Faşist Bolivarcı ve Peronist iktidarlar; baskı, inkar ve asimilasyon politikası gereği "sade burrito" demektedirler kırk milenyumluk kürt burritosuna... *
kürtlerin kürt kelimisinin reklamında kullandığı gizli silah. ve bunu yiyen kekeler aynı zamanda reklamı da iyi yuttu. ve kürtler asimilasyondan bir böreğin katkısı da olarak kurtuldu. tebrikler börek.

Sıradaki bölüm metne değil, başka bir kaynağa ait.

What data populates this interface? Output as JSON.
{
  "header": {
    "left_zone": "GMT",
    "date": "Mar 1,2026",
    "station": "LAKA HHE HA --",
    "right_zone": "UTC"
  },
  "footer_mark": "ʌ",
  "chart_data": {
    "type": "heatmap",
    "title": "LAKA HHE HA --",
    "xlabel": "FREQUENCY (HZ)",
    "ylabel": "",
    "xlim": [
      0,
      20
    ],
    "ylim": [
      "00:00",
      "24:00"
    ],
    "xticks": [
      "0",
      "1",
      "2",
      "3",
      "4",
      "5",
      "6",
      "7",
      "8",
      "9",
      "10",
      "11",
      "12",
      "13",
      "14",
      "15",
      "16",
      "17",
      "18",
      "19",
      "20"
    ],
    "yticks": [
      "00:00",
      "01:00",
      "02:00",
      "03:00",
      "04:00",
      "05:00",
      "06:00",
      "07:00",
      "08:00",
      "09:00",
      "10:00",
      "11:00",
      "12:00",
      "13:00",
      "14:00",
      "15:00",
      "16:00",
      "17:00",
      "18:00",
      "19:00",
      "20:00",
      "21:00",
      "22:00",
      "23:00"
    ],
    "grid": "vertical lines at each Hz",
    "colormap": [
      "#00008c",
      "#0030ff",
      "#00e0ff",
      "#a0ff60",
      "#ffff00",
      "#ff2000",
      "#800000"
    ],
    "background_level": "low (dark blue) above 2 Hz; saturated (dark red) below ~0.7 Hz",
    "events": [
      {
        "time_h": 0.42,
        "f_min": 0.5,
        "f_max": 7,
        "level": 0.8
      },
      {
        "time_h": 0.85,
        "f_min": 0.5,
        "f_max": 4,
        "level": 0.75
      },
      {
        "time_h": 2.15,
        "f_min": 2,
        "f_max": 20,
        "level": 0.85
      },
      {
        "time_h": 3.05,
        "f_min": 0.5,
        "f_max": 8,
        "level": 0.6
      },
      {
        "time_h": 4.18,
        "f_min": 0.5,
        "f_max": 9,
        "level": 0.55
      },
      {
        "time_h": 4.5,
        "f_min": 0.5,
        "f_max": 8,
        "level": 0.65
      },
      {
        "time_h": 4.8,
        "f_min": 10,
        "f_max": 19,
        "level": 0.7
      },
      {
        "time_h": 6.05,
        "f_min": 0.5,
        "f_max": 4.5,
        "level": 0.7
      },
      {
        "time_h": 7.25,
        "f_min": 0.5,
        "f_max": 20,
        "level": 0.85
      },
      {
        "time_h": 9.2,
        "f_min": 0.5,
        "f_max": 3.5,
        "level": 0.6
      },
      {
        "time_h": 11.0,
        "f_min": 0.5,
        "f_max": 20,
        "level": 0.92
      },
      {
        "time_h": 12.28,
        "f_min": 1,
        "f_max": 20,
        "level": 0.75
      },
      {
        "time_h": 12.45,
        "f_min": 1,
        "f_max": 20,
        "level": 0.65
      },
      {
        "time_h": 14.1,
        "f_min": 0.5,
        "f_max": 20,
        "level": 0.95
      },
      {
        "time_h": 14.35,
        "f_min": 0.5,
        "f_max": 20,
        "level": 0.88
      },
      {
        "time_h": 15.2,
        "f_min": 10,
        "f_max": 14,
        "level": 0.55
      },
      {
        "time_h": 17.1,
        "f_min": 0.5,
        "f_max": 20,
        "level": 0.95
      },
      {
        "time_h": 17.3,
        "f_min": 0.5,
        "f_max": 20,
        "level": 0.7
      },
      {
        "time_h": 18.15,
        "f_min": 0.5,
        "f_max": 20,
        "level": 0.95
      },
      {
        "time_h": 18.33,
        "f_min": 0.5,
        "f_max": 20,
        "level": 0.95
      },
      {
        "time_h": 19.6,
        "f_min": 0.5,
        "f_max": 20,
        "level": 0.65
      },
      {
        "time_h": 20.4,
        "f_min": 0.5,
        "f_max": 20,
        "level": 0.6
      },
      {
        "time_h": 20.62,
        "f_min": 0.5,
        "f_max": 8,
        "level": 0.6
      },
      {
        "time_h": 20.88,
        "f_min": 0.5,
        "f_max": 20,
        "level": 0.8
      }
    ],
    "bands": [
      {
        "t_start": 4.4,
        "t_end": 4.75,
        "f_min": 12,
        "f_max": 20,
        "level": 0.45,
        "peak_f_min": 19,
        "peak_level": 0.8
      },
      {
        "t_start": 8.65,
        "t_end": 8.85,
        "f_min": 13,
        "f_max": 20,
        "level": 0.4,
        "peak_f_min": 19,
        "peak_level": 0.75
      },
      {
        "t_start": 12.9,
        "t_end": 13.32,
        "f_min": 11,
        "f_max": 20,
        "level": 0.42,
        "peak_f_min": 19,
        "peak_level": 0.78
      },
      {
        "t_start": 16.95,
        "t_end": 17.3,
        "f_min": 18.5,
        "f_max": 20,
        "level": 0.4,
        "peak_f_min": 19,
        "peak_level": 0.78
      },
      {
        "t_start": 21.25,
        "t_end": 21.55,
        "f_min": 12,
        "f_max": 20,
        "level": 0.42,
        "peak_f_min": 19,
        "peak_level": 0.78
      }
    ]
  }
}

Muhtevasında hamur,yağ ve pudra şekeri bulundurur. Sabah kahvaltısı olarak ağır olduğu düşünülse de, içinde kıyma, peynir gibi bildiğimiz böreklerin malzemesinden olmadığı için benzerlerinden ayrılır. Genelde istanbul ve çevresinde işçi kesiminin kahvaltısıdır. Ucuz olması da tercih sebebidir.
Tok tutmaz. Yukarıda belirttiğim üzere zaten nişasta bazlı bi üründür. Yani yediğiniz anda ağzınızda amilaz vasıtasıyla şeker glikoza kadar sindirilip kana geçer. Hızlı yenildiği için tokluk hissi porsiyon(lar) bitene kadar anlaşılmaz. Sabahın köründe çok fazla şeker depolaması yaparsınız. Bu karaciğerede etki eder. Vücut çok fazla şeker aldığı için yağa çevirip depolama ihtiyacı hisseder. Zaten yağlı da olduğu düşünülürse, çok fazla kalori alırsınız. işçilerin tercih etme nedeni ucuz olmasıdır. Fakat yendiği andan itibaren, (yanında çay ve sigara da var) bi ağırlık hissi çöktürür adama. Ağır işlerde çalışanlar için faydalı olduğu söylenebilir. Çünkü bir ameleyi ele alırsak (amele, lügattan kaldıralı çok oluyor aslında işçi demek lazım bkz: çalışma ekonomisi) emek-yoğun çalışan bu tür insanlar için gerekli enerji bunda vardır.
Benim anlamadığım, 2. sınıftayken sevgilimle sabahları diyetimizin bi parçası da buydu. Hikayesi uzun şimdi anlatmak manasız.
Lise yıllarında ülkücü arkadaşlarla börekçinin birine gidip su böreği ısmarlamıştım. Sonra arkadaşlardan biri börekçiye abi şu tezgahtaki beyaz şeyden getirsene dedi. Adam tabakta 5 dilim getirdi. Tadına baktım, iyi tatlı niyetine ocakta yiyelim diye abi on liralık yaş paket dedim. Adam çırağa rasim içeriden kürt böreği tepsisini kap gel dedi. Lan deyip böreği tükürdükten sonra adama ne böreği diye sordum kürt böreği dedi. Ardından atılan kafa, bir hafta komada kalan börekçi, beş kişinin dövüp kolunu kırdığı çırak, kırdığımız tezgah camları ve kaçırdığımız bir tepsi su böreği. O günden sora camda sade börek yazıyordu*.
Eksilerden sonra gelen edit: börekçi amca sen mi geldin?